The commerce department report, delayed by a 35-day partial shutdown of the government that ended on January 25, will leave the Federal Reserve determined to keep rates unchanged, as it gauges how heavily slowing growth in China and Europe, coupled with dwindling fiscal stimulus, will drag on the US in 2019.
Inventory investment, which underpinned growth in the final quarter, may unwind in the coming months, depressing growth early this year. On top of that, the fiscal stimulus that Congress approved in late 2017 and early 2018 will begin to peter out, further weighing on the expansion.
Megan Greene, chief economist at Manulife Asset Management, said the fourth-quarter numbers were “respectable”, but she predicted the first three months of 2019 will be a “much slower quarter for growth.”
“We should have expected the US to decelerate towards its potential growth,” she added.
Thursday’s growth reading was somewhat firmer than Wall Street’s expectations for 2.2 per cent annualised growth. Consumer spending, which accounts for over two-thirds of the economy, grew at an annual rate of 2.8 per cent in the fourth quarter, slower than the pace of 3.5 per cent in the third quarter and weaker than the 3 per cent that analysts had forecast.
Private domestic investment grew at a 4.6 per cent rate, down from 15.2 per cent from the third quarter. Within that category, spending on intellectual property was buoyant, rising at an 13.1 per cent pace, but the housing market remained a major weak spot.
Residential investment shrank at a 3.5 per cent pace in the final three months of 2018. As a result, last year saw the first string of four uninterrupted quarters of declines since the depths of the financial crisis, said Harm Bandholz of UniCredit in New York.
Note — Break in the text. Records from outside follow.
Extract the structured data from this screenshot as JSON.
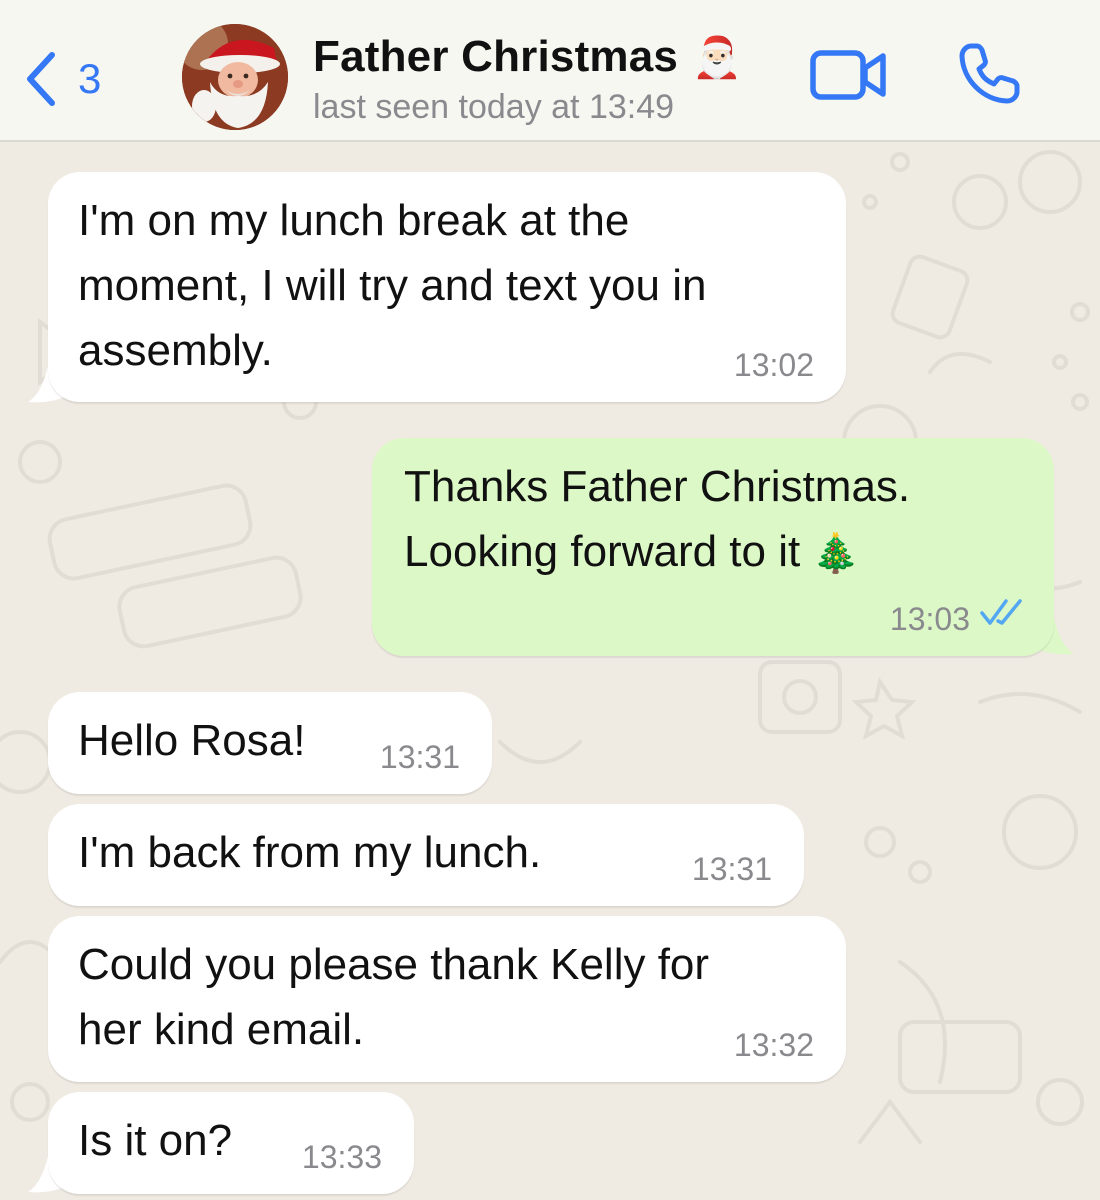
{
  "header": {
    "back_count": "3",
    "contact_name": "Father Christmas",
    "contact_emoji": "🎅🏻",
    "status": "last seen today at 13:49",
    "icons": {
      "back": "chevron-left-icon",
      "video": "video-camera-icon",
      "call": "phone-icon"
    },
    "accent_color": "#3478f6"
  },
  "messages": [
    {
      "direction": "incoming",
      "text": "I'm on my lunch break at the\nmoment, I will try and text you in\nassembly.",
      "time": "13:02"
    },
    {
      "direction": "outgoing",
      "text": "Thanks Father Christmas.\nLooking forward to it",
      "emoji": "🎄",
      "time": "13:03",
      "read": true
    },
    {
      "direction": "incoming",
      "text": "Hello Rosa!",
      "time": "13:31"
    },
    {
      "direction": "incoming",
      "text": "I'm back from my lunch.",
      "time": "13:31"
    },
    {
      "direction": "incoming",
      "text": "Could you please thank Kelly for\nher kind email.",
      "time": "13:32"
    },
    {
      "direction": "incoming",
      "text": "Is it on?",
      "time": "13:33"
    }
  ],
  "colors": {
    "incoming_bubble": "#ffffff",
    "outgoing_bubble": "#dcf8c7",
    "read_ticks": "#53a6f2",
    "chat_background": "#efeae2"
  }
}
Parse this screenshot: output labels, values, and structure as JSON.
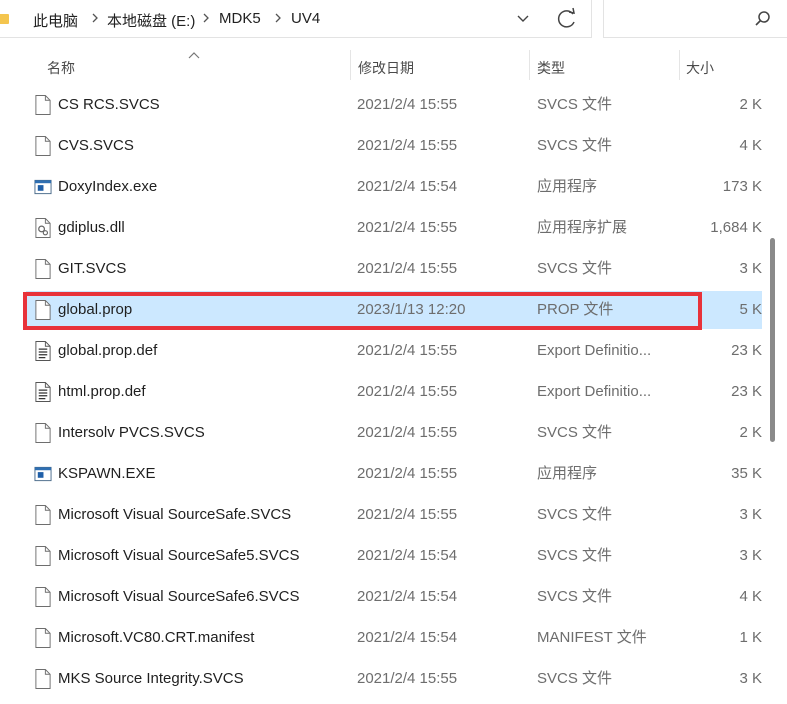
{
  "address_bar": {
    "crumbs": [
      "此电脑",
      "本地磁盘 (E:)",
      "MDK5",
      "UV4"
    ]
  },
  "columns": {
    "name": "名称",
    "date": "修改日期",
    "type": "类型",
    "size": "大小"
  },
  "rows": [
    {
      "name": "CS RCS.SVCS",
      "date": "2021/2/4 15:55",
      "type": "SVCS 文件",
      "size": "2 K",
      "icon": "blank-file-icon"
    },
    {
      "name": "CVS.SVCS",
      "date": "2021/2/4 15:55",
      "type": "SVCS 文件",
      "size": "4 K",
      "icon": "blank-file-icon"
    },
    {
      "name": "DoxyIndex.exe",
      "date": "2021/2/4 15:54",
      "type": "应用程序",
      "size": "173 K",
      "icon": "exe-icon"
    },
    {
      "name": "gdiplus.dll",
      "date": "2021/2/4 15:55",
      "type": "应用程序扩展",
      "size": "1,684 K",
      "icon": "dll-icon"
    },
    {
      "name": "GIT.SVCS",
      "date": "2021/2/4 15:55",
      "type": "SVCS 文件",
      "size": "3 K",
      "icon": "blank-file-icon"
    },
    {
      "name": "global.prop",
      "date": "2023/1/13 12:20",
      "type": "PROP 文件",
      "size": "5 K",
      "icon": "blank-file-icon",
      "selected": true
    },
    {
      "name": "global.prop.def",
      "date": "2021/2/4 15:55",
      "type": "Export Definitio...",
      "size": "23 K",
      "icon": "text-file-icon"
    },
    {
      "name": "html.prop.def",
      "date": "2021/2/4 15:55",
      "type": "Export Definitio...",
      "size": "23 K",
      "icon": "text-file-icon"
    },
    {
      "name": "Intersolv PVCS.SVCS",
      "date": "2021/2/4 15:55",
      "type": "SVCS 文件",
      "size": "2 K",
      "icon": "blank-file-icon"
    },
    {
      "name": "KSPAWN.EXE",
      "date": "2021/2/4 15:55",
      "type": "应用程序",
      "size": "35 K",
      "icon": "exe-icon"
    },
    {
      "name": "Microsoft Visual SourceSafe.SVCS",
      "date": "2021/2/4 15:55",
      "type": "SVCS 文件",
      "size": "3 K",
      "icon": "blank-file-icon"
    },
    {
      "name": "Microsoft Visual SourceSafe5.SVCS",
      "date": "2021/2/4 15:54",
      "type": "SVCS 文件",
      "size": "3 K",
      "icon": "blank-file-icon"
    },
    {
      "name": "Microsoft Visual SourceSafe6.SVCS",
      "date": "2021/2/4 15:54",
      "type": "SVCS 文件",
      "size": "4 K",
      "icon": "blank-file-icon"
    },
    {
      "name": "Microsoft.VC80.CRT.manifest",
      "date": "2021/2/4 15:54",
      "type": "MANIFEST 文件",
      "size": "1 K",
      "icon": "blank-file-icon"
    },
    {
      "name": "MKS Source Integrity.SVCS",
      "date": "2021/2/4 15:55",
      "type": "SVCS 文件",
      "size": "3 K",
      "icon": "blank-file-icon"
    }
  ],
  "colors": {
    "selection": "#cce8ff",
    "highlight_border": "#e8323a"
  }
}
The housing market, he said, was being held back by affordability problems as well as the impact of past interest rate increases. He expects a broader weakening in the US economy in 2019 and 2020. “The stimulus impact will fade, the labour market is slowing down, and corporate balance sheets look weak. We think growth will slow down quite a bit this year and in 2020,” he said.
Discussing the US prospects on Thursday, Fed vice-chairman Richard Clarida said his “baseline outlook” for growth, employment, and inflation remained positive, but he reiterated the central bank’s focus on cross-currents, including slowing Chinese and European growth, as well as volatile financial conditions.
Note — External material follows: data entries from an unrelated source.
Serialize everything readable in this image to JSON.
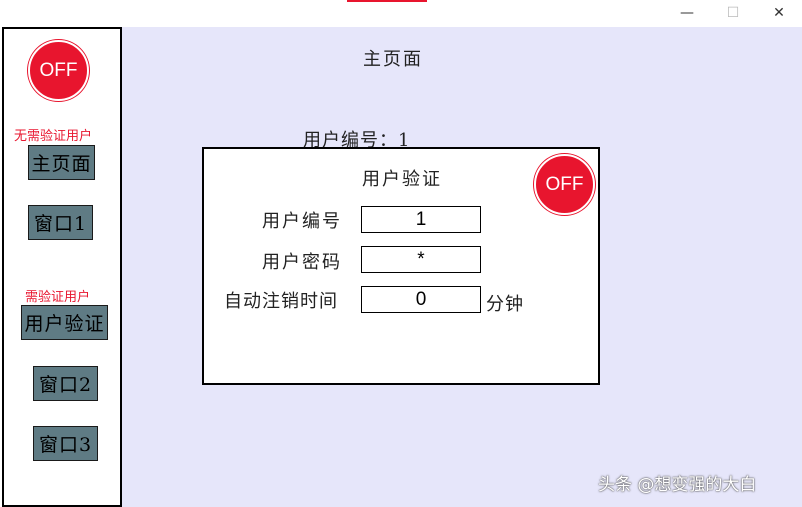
{
  "window": {
    "minimize": "—",
    "maximize": "☐",
    "close": "✕"
  },
  "sidebar": {
    "off_button": "OFF",
    "group1_label": "无需验证用户",
    "group2_label": "需验证用户",
    "items": [
      {
        "label": "主页面"
      },
      {
        "label": "窗口1"
      },
      {
        "label": "用户验证"
      },
      {
        "label": "窗口2"
      },
      {
        "label": "窗口3"
      }
    ]
  },
  "main": {
    "title": "主页面",
    "user_number_text": "用户编号：1"
  },
  "dialog": {
    "title": "用户验证",
    "off_button": "OFF",
    "fields": [
      {
        "label": "用户编号",
        "value": "1"
      },
      {
        "label": "用户密码",
        "value": "*"
      },
      {
        "label": "自动注销时间",
        "value": "0",
        "unit": "分钟"
      }
    ]
  },
  "watermark": "头条 @想变强的大白",
  "colors": {
    "accent_red": "#e8152e",
    "main_background": "#e6e6fa",
    "nav_button": "#5f7b84"
  }
}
Even if one of the Fed’s economic models were to predict a surge of inflation, the central bank needed to balance arguments for a pre-emptive rate rise against the “considerable cost of the model being wrong,” Mr Clarida said at a conference in Washington DC.
“Given muted inflation and stable inflation expectations, I believe we can be patient and allow the data to flow in as we determine what future adjustments to the target range for the federal funds rate may be appropriate to strike this balance.”